The secondary antibodies detailed in the protocol herein have been extensively tested and successfully validated for whole mount immunolabelling of kidney organoids with reproducible results. However, make sure to avoid incubating samples with secondary antibodies solution for more than 4 h since this may promote unspecific antibodies binding and cause small antibody precipitates. Also, after secondary antibodies incubation you can perform additional washing steps with increased duration time (i.e., 4 times for 30 min each). Ensure to maintain samples under shaking while preforming the antibodies incubation and washing steps.

Problem 15

After performing whole mount immunofluorescence of kidney organoids weak signal of immunolabelled proteins is observed across the organoid sample (especially in the middle of the organoid) by confocal microscopy (step 32 of step-by-step method details).

Potential solution

This could be caused by inefficient antibodies penetration within the organoid samples.
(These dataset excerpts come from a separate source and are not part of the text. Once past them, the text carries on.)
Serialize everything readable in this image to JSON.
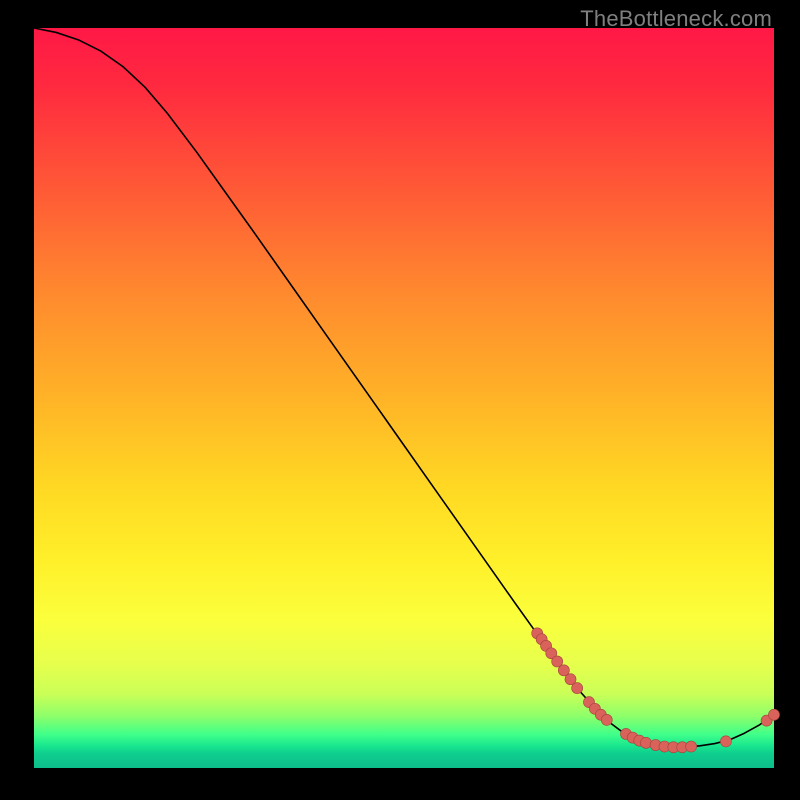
{
  "watermark": "TheBottleneck.com",
  "colors": {
    "background": "#000000",
    "curve": "#000000",
    "marker_fill": "#d9635b",
    "marker_stroke": "#a5433c",
    "gradient_top": "#ff1846",
    "gradient_mid": "#ffe02a",
    "gradient_bottom": "#0dbd8b"
  },
  "chart_data": {
    "type": "line",
    "title": "",
    "xlabel": "",
    "ylabel": "",
    "xlim": [
      0,
      100
    ],
    "ylim": [
      0,
      100
    ],
    "grid": false,
    "curve": [
      {
        "x": 0,
        "y": 100.0
      },
      {
        "x": 3,
        "y": 99.4
      },
      {
        "x": 6,
        "y": 98.4
      },
      {
        "x": 9,
        "y": 96.9
      },
      {
        "x": 12,
        "y": 94.8
      },
      {
        "x": 15,
        "y": 92.0
      },
      {
        "x": 18,
        "y": 88.5
      },
      {
        "x": 22,
        "y": 83.2
      },
      {
        "x": 26,
        "y": 77.6
      },
      {
        "x": 30,
        "y": 72.0
      },
      {
        "x": 35,
        "y": 64.9
      },
      {
        "x": 40,
        "y": 57.8
      },
      {
        "x": 45,
        "y": 50.7
      },
      {
        "x": 50,
        "y": 43.6
      },
      {
        "x": 55,
        "y": 36.5
      },
      {
        "x": 60,
        "y": 29.4
      },
      {
        "x": 65,
        "y": 22.3
      },
      {
        "x": 68,
        "y": 18.1
      },
      {
        "x": 70,
        "y": 15.3
      },
      {
        "x": 72,
        "y": 12.6
      },
      {
        "x": 74,
        "y": 10.1
      },
      {
        "x": 75,
        "y": 9.0
      },
      {
        "x": 76,
        "y": 7.9
      },
      {
        "x": 78,
        "y": 6.0
      },
      {
        "x": 80,
        "y": 4.5
      },
      {
        "x": 82,
        "y": 3.5
      },
      {
        "x": 84,
        "y": 3.0
      },
      {
        "x": 86,
        "y": 2.8
      },
      {
        "x": 88,
        "y": 2.8
      },
      {
        "x": 90,
        "y": 3.0
      },
      {
        "x": 92,
        "y": 3.3
      },
      {
        "x": 94,
        "y": 3.8
      },
      {
        "x": 96,
        "y": 4.7
      },
      {
        "x": 98,
        "y": 5.8
      },
      {
        "x": 99,
        "y": 6.5
      },
      {
        "x": 100,
        "y": 7.2
      }
    ],
    "markers": [
      {
        "x": 68.0,
        "y": 18.2
      },
      {
        "x": 68.6,
        "y": 17.4
      },
      {
        "x": 69.2,
        "y": 16.5
      },
      {
        "x": 69.9,
        "y": 15.5
      },
      {
        "x": 70.7,
        "y": 14.4
      },
      {
        "x": 71.6,
        "y": 13.2
      },
      {
        "x": 72.5,
        "y": 12.0
      },
      {
        "x": 73.4,
        "y": 10.8
      },
      {
        "x": 75.0,
        "y": 8.9
      },
      {
        "x": 75.8,
        "y": 8.0
      },
      {
        "x": 76.6,
        "y": 7.2
      },
      {
        "x": 77.4,
        "y": 6.5
      },
      {
        "x": 80.0,
        "y": 4.6
      },
      {
        "x": 80.9,
        "y": 4.1
      },
      {
        "x": 81.8,
        "y": 3.7
      },
      {
        "x": 82.7,
        "y": 3.4
      },
      {
        "x": 84.0,
        "y": 3.1
      },
      {
        "x": 85.2,
        "y": 2.9
      },
      {
        "x": 86.4,
        "y": 2.8
      },
      {
        "x": 87.6,
        "y": 2.8
      },
      {
        "x": 88.8,
        "y": 2.9
      },
      {
        "x": 93.5,
        "y": 3.6
      },
      {
        "x": 99.0,
        "y": 6.4
      },
      {
        "x": 100.0,
        "y": 7.2
      }
    ]
  }
}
The whole mount immunofluorescence protocol detailed herein has been optimized for the efficient immunolabelling of kidney organoids. Ensure to maintain samples under shaking while preforming the antibodies incubation and washing steps. Primary antibodies incubation step can be extended up to 48 h.

Problem 16

After performing immunofluorescence of kidney organoid paraffin sections, uneven immunolabelling of organoid sections is observed by confocal microscopy (step 33 of step-by-step method details).

Potential solution

This could be caused by heterogeneous exposure of the antibody solution in the sample. Ensure that there has not been any problem during de-paraffinization and re-hydration of organoid paraffin sections. Ensure that organoid sections do not dry during any of the immunolabelling steps, especially during primary antibodies incubation.

Resource availability

Lead contact

Further information and requests for resources and reagents should be directed to and will be fulfilled by the lead contact, Nuria Montserrat (nmontserrat@ibecbarcelona.eu).

Materials availability

This study did not generate new unique reagents.

Data and code availability

The published article includes all datasets generated or analyzed during this study.